Henry Grant Lloyd

Henry Grant Lloyd

British (1830 - 1904)

Henry Grant Lloyd was born on 6 January 1830 at Chester, England. He was the  son of Lieutenant Henry Lloyd, Bengal Native Infantry, and his wife Charlotte, née Williams. His father retired to Van Diemen’s Land, Tasmania, in 1840 and bought land at New Norfolk, which he named Bryn Estyn after the family home in Wales. 
 
By 1846 Henry Grant Lloyd had travelled to Tasmania, where he became a divinity student at Christ’s College, Bishopsbourne, Tasmania, but in 1851 Bishop Nixon decided that he was not suitable to be ordinand. 
 
Between 1846-57 Lloyd sketched in Tasmania, and by 1858 was painting in New South Wales. He was influenced by Conrad Martens (British 1801 – 1878) and was probably one of his pupils. Lloyd painted sporadically in Martens’s style until the 1870s but could not subdue his own spontaneous vision. In artistic style and temperament he was perhaps closer to Samuel Elyard (Australian 1817-1910) than to the accomplished Martens. Lloyd may also have been influenced by John Skinner Prout (British 1805–1876).
 
Lloyd travelled and sketched widely in Australia, and then New Zealand. He was meticulous in giving each work a date and title; many even have compass directions. Lloyd spent time in New South Wales and Queensland until 1864, Tasmania from 1872-75 and New South Wales from 1875-80. 
 
He visited Britain in the 1870s, later returning to New Zealand and exhibiting Welsh sketches in Dunedin. He lived in  Dunedin from 1881-99 and was a member of the Otago Art Society. In 1881 he visited Auckland.
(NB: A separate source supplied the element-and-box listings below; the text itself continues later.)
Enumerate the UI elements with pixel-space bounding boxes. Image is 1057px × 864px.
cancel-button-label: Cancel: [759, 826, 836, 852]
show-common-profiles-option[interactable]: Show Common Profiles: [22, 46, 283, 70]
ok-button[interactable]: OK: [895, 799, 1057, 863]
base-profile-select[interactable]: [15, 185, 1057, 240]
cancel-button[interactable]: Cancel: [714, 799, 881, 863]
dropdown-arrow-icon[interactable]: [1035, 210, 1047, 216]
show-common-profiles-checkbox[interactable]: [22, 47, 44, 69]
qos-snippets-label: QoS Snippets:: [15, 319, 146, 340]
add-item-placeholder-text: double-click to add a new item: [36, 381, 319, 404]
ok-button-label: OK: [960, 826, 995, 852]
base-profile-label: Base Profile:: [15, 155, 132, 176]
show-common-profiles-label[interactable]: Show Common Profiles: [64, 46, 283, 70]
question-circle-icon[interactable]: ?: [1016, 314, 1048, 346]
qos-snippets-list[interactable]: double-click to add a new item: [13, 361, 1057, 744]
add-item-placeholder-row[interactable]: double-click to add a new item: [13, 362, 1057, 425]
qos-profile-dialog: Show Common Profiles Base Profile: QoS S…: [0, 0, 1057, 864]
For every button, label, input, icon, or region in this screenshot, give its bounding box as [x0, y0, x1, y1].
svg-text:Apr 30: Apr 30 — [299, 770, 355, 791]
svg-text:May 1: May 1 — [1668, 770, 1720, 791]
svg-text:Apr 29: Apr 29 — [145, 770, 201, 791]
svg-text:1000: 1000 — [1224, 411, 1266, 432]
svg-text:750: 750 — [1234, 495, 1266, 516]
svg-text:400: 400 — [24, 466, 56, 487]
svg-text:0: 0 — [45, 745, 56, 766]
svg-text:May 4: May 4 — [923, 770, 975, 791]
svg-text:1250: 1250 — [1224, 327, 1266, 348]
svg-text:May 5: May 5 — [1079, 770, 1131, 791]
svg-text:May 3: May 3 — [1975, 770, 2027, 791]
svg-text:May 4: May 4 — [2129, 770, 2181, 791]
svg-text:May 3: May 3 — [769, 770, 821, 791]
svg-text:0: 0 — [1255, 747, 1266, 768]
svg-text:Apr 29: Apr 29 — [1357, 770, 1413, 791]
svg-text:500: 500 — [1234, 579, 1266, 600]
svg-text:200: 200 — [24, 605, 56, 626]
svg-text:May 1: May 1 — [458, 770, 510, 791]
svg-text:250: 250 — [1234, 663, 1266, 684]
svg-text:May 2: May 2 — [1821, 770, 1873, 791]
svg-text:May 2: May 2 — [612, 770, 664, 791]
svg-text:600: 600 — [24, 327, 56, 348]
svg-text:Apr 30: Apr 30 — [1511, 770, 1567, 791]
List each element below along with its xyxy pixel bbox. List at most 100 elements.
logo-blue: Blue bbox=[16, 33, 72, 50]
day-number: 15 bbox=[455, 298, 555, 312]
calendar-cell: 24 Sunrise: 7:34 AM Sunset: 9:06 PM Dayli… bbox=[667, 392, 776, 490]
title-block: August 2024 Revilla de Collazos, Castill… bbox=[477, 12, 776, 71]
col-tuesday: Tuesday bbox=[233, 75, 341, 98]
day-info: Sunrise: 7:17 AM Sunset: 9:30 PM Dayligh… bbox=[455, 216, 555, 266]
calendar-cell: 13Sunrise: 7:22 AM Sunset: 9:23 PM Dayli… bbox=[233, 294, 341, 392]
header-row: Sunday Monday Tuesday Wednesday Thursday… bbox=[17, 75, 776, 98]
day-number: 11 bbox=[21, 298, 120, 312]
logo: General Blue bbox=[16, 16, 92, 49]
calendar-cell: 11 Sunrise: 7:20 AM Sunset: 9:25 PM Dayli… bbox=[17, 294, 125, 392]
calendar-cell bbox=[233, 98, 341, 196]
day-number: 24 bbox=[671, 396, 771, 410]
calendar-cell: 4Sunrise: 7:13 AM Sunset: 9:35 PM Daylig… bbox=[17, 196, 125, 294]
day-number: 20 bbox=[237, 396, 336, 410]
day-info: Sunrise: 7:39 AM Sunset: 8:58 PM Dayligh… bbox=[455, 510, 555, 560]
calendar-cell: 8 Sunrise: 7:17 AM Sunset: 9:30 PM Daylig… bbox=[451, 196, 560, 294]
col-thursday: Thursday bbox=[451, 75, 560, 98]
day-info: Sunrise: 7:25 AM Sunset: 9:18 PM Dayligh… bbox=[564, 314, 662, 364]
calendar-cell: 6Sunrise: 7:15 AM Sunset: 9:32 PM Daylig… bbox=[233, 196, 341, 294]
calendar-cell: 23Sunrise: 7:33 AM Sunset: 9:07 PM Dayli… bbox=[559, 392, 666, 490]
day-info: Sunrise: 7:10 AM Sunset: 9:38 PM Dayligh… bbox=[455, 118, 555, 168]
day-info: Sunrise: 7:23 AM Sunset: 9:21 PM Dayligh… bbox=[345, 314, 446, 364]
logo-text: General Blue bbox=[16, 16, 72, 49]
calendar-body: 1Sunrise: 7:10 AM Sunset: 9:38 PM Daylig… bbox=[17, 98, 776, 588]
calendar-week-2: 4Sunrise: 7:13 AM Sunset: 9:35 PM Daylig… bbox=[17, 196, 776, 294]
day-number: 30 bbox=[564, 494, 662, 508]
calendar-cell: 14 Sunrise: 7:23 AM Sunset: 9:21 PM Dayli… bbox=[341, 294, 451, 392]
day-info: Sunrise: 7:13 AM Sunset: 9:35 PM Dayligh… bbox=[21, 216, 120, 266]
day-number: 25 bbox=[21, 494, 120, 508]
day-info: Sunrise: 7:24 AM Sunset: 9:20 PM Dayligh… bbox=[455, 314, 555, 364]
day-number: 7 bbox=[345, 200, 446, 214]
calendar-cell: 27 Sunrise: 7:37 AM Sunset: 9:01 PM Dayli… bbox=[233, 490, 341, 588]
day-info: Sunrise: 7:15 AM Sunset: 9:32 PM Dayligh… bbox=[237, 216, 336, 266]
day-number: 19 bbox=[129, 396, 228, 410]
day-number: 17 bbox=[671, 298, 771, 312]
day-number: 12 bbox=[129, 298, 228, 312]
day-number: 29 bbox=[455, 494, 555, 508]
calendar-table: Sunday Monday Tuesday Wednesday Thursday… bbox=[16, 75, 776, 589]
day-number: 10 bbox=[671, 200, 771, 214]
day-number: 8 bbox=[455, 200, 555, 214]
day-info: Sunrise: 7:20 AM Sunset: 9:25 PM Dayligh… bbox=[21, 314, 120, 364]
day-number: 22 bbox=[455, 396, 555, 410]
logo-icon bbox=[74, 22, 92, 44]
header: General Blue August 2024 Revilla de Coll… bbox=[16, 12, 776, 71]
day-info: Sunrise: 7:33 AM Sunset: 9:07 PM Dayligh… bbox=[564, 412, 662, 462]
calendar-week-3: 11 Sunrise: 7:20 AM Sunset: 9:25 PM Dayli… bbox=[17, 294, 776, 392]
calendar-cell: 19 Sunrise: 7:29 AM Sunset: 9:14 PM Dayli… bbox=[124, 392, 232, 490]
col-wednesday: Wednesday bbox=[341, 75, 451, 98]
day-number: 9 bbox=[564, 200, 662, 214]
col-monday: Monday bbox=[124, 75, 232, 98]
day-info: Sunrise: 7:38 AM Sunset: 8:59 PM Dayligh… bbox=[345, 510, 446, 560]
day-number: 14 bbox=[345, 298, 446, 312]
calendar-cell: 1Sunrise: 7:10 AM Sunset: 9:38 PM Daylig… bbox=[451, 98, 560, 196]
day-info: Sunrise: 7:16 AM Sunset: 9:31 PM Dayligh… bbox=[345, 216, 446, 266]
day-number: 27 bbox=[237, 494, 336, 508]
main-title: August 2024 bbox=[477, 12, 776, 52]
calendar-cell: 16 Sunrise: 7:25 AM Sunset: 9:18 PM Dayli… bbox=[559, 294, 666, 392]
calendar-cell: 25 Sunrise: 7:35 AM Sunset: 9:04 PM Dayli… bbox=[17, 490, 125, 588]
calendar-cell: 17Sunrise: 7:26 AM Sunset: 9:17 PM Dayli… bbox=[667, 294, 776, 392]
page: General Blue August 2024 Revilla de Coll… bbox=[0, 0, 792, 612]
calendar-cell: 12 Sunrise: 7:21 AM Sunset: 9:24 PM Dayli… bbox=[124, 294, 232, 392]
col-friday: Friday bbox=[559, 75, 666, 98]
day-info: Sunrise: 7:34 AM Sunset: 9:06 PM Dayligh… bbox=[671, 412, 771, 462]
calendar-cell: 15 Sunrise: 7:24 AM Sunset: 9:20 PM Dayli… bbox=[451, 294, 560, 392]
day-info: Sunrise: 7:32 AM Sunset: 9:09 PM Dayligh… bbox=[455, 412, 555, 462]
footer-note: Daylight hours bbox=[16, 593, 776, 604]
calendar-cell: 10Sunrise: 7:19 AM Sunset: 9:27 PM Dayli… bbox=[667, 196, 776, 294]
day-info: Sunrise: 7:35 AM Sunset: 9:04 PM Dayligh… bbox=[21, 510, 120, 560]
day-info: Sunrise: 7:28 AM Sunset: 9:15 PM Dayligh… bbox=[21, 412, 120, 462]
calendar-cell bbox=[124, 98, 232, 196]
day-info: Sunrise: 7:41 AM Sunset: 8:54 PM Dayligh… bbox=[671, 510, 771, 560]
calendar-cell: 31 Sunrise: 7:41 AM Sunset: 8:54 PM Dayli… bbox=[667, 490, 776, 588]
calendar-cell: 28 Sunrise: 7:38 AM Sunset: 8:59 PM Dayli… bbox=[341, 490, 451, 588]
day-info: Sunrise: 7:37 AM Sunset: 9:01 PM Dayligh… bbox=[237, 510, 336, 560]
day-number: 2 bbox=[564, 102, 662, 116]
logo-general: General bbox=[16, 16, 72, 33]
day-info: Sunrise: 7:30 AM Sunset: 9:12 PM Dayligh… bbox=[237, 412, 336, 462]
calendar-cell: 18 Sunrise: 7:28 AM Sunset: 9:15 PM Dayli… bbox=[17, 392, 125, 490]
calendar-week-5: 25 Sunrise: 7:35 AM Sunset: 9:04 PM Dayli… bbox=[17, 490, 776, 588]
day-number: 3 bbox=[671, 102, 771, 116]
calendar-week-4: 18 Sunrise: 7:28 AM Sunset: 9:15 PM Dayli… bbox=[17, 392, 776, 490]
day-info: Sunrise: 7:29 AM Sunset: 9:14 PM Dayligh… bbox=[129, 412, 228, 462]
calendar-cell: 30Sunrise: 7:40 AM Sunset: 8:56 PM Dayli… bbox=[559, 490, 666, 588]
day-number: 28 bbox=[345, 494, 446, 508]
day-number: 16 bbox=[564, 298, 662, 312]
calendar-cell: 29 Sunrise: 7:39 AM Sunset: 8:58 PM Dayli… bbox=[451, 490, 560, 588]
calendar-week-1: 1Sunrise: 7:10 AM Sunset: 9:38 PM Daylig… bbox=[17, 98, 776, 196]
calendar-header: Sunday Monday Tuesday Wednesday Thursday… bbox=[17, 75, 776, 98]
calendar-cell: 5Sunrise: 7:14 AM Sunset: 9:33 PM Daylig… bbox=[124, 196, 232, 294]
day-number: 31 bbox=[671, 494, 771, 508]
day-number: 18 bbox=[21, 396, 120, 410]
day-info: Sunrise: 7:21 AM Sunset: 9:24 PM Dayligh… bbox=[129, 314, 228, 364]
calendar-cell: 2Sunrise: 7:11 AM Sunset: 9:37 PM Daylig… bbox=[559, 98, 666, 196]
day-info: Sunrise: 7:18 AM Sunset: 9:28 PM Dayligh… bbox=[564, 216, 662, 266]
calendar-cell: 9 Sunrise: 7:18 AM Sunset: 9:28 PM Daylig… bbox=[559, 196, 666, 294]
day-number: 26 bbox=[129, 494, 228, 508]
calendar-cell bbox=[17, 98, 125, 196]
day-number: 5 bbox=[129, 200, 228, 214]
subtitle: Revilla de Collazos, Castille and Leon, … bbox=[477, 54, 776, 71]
Watercolours produced during this time Looking down from a high point with Cheltenham Beach on the left, and Flagstaff Hill to the right, inscribed and dated Feb. 11th 1881 are held in the collection of the Alexander Turnbull Library.
 
In 1900 he returned to Tasmania, where he lived for 4 years until his death at New Norfolk on 31 May 1904.
 
Henry Grant Lloyd’s work is also held in the Fletcher Trust Collection
Some 1500 of Lloyd’s sketches are in the Mitchell and Dixson Libraries, Sydney, and a collection of his work is in the Allport Library and Museum of Fine Arts, Hobart.